Ter overweging Maar ergens moet je toch heen met je ellende. Het is zo oneerlijk dat het kwaad goede mensen treft.
Lezing: Job 3:1-5 en 24-26 Job opende zijn mond en vervloekte de dag van zijn geboorte. Hij zei: ‘Laat de dag dat ik geboren ben vergaan, en ook de nacht die zei: “Een jongen is verwekt.” Laat die dag een dag van duisternis worden, laat God in de hemel er geen acht op slaan. Laat die dag niet baden in het licht. Laat het diepste donker hem omhullen, leen dichte wolk hem bedekken en een zonsverduistering hem teisteren. Ik heb geen ander voedsel dan verdriet, mijn klachten stromen in een vloed van tranen. Wat ik vreesde, komt nu over me, wat mij angst aanjoeg, heeft me getroffen. Ik vind geen vrede, vind geen kalmte, mijn rust is weg – onrust bevangt mij.’
Ter overweging: De fundamenten waarop Jobs wereld was gebouwd, zijn ondergraven. Zijn wereld stort in. Het bestaan is zinloos geworden. In deze wereld wordt het goede niet altijd beloond. Maar de vrienden van Job geloven daar nog in. Het leed dat je overkomt is je eigen schuld. Er ontwikkelt zich een heftige woordenstrijd tussen Job en zijn vrienden. Elifaz zegt: Het valt me toch tegen van jou, Job. Je hebt mensen die het zwaar hadden altijd moed ingesproken. Waar is nu jouw moed, jouw vertrouwen dat het goed komt. Jij hebt altijd goed gedaan, Eens wordt het weer beter, Vertrouw op God. Maar Job ervaart alleen maar dat het slecht met hem gaat. Vindt Elifaz soms dat hij het toch verkeerd heeft gedaan? Vriend Bildad vindt dat Job God beledigt. God is een rechtvaardige rechter. Als de kinderen van Job gedood zijn dan zullen zijn die straf verdiend hebben. En Job, zie het nou maar onder ogen: jij zult ook wel verkeerd hebben gedaan. Maar als Job zich nu bekeert kan het toch weer goed komen. Maar voor Job werkt het voor- wat- hoort- wat- principe niet meer. In zijn ogen handelt God volstrekt willekeurig. Maar Job weigert zich erbij neer te leggen. De derde vriend reageert scherp op Job. Hij vindt het maar gezwets en spotten met God. Gods grootheid is een goddelijk mysterie, daar moet Job vanaf blijven. Als de leer en de ervaring van mensen botsen, dan kiezen de vrienden van Job voor de leer. Waar blijf je anders? Maar zij hebben gemakkelijk praten. Job ervaart dat de leer niet klopt met zijn ervaring. Job is nu vastberaden: ik zal mijn daden tegenover de Eeuwige verdedigen.

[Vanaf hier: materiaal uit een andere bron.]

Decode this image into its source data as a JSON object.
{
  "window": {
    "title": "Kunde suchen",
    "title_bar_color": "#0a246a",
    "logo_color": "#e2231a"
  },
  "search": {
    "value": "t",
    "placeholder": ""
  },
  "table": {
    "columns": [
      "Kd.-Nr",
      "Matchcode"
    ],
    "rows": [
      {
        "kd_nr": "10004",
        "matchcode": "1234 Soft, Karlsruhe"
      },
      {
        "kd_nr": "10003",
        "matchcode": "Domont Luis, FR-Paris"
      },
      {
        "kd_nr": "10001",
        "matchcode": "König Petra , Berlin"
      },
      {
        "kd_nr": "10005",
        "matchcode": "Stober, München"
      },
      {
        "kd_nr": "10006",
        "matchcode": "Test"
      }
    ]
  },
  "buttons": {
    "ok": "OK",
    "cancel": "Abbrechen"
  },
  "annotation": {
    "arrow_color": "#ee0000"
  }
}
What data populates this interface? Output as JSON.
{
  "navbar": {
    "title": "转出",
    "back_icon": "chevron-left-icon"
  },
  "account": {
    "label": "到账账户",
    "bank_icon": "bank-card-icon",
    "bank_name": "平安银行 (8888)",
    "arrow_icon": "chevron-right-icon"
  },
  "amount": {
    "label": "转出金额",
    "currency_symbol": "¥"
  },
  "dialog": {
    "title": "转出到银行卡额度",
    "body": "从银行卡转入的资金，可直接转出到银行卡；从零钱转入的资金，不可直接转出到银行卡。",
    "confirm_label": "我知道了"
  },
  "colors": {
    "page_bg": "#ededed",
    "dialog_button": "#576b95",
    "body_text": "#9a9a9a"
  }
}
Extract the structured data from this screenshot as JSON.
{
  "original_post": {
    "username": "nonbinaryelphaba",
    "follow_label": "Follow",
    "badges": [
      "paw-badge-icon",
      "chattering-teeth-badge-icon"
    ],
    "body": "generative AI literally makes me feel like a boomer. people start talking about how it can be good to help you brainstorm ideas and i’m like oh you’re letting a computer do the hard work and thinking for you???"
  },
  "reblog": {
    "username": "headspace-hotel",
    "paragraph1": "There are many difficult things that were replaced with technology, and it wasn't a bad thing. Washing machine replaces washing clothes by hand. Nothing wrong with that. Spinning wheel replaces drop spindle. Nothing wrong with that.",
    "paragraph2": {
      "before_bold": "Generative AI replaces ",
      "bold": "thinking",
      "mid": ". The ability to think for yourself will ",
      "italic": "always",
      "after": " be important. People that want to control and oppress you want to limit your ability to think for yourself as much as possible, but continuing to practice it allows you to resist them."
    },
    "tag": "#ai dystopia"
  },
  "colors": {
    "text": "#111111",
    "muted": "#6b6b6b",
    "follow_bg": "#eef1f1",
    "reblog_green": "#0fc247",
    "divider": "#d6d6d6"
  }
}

Lezing: Job 28: 12-15; 20-29: 3 11-16 30: 1a.10; 2-27.
De wijsheid – waar moet je haar zoeken, en het inzicht – waar is het te vinden? De wijsheid is verborgen voor de blik der levenden, look aan de vogels in de lucht laat ze zich niet zien. De afgrond en de dood, ze zeggen beide: ‘ Onze oren kennen haar slechts bij geruchte.’ Maar God kent haar wegen en hij weet waar ze verblijft. Want hij ziet tot aan de randen van de aarde, onder heel de hemel ontsnapt niets aan zijn blik. Toen hij de kracht schiep van de winden en de wateren omgrensde, toen hij zijn wet oplegde aan de regen en de wegen van de donderwolken baande, zag hij de wijsheid en hij toetste haar, hij peilde en doorgrondde haar. En hij sprak tot de mens: ‘ Ontzag voor de Heer – dat is wijsheid; het kwaad mijden – dat is inzicht.’ Job zette zijn betoog voort: ‘ Was alles maar als in de dagen van weleer, als in de dagen dat God over mij waakte, in de tijd dat zijn lamp boven mij scheen en mijn weg door het donker verlichtte, Ieder die mij hoorde prees mijn woorden, ieder die mij zag had niets dan lof, omdat ik de arme redde die om hulp riep, en de wees die in de steek gelaten was. Ik werd gezegend door de stervende, in het hart van de weduwe bracht ik de vreugde terug. Maar nu bespotten ze mij, Van afschuw deinzen ze terug voor mij en niets weerhoudt hen mij in het gezicht te spuwen. Ik sta in voor wat ik heb gezegd. Laat nu de Ontzagwekkende antwoord geven.
Zingen: za.: Ik sta voor u in leegte en gemis
zo.: Hoor mij wees niet doodse stilte
Lezing: En de HEER antwoordde Job vanuit een storm. Hij zei: Waar was jij toen ik de aarde grondvestte? Vertel het me, als je zoveel weet. Wie stelde haar grenzen vast? Jij weet dat toch? En wie sloot de zee af met een deur, toen ze uit de schoot van de aarde brak? Ik hulde haar in een gewaad van wolken en omwond haar met donkere nevels. Ik legde haar mijn grenzen op en sloot haar af met deur en grendelbalk, en zei: “Tot hiertoe en niet verder, dit is de grens die ik je trotse golven stel.”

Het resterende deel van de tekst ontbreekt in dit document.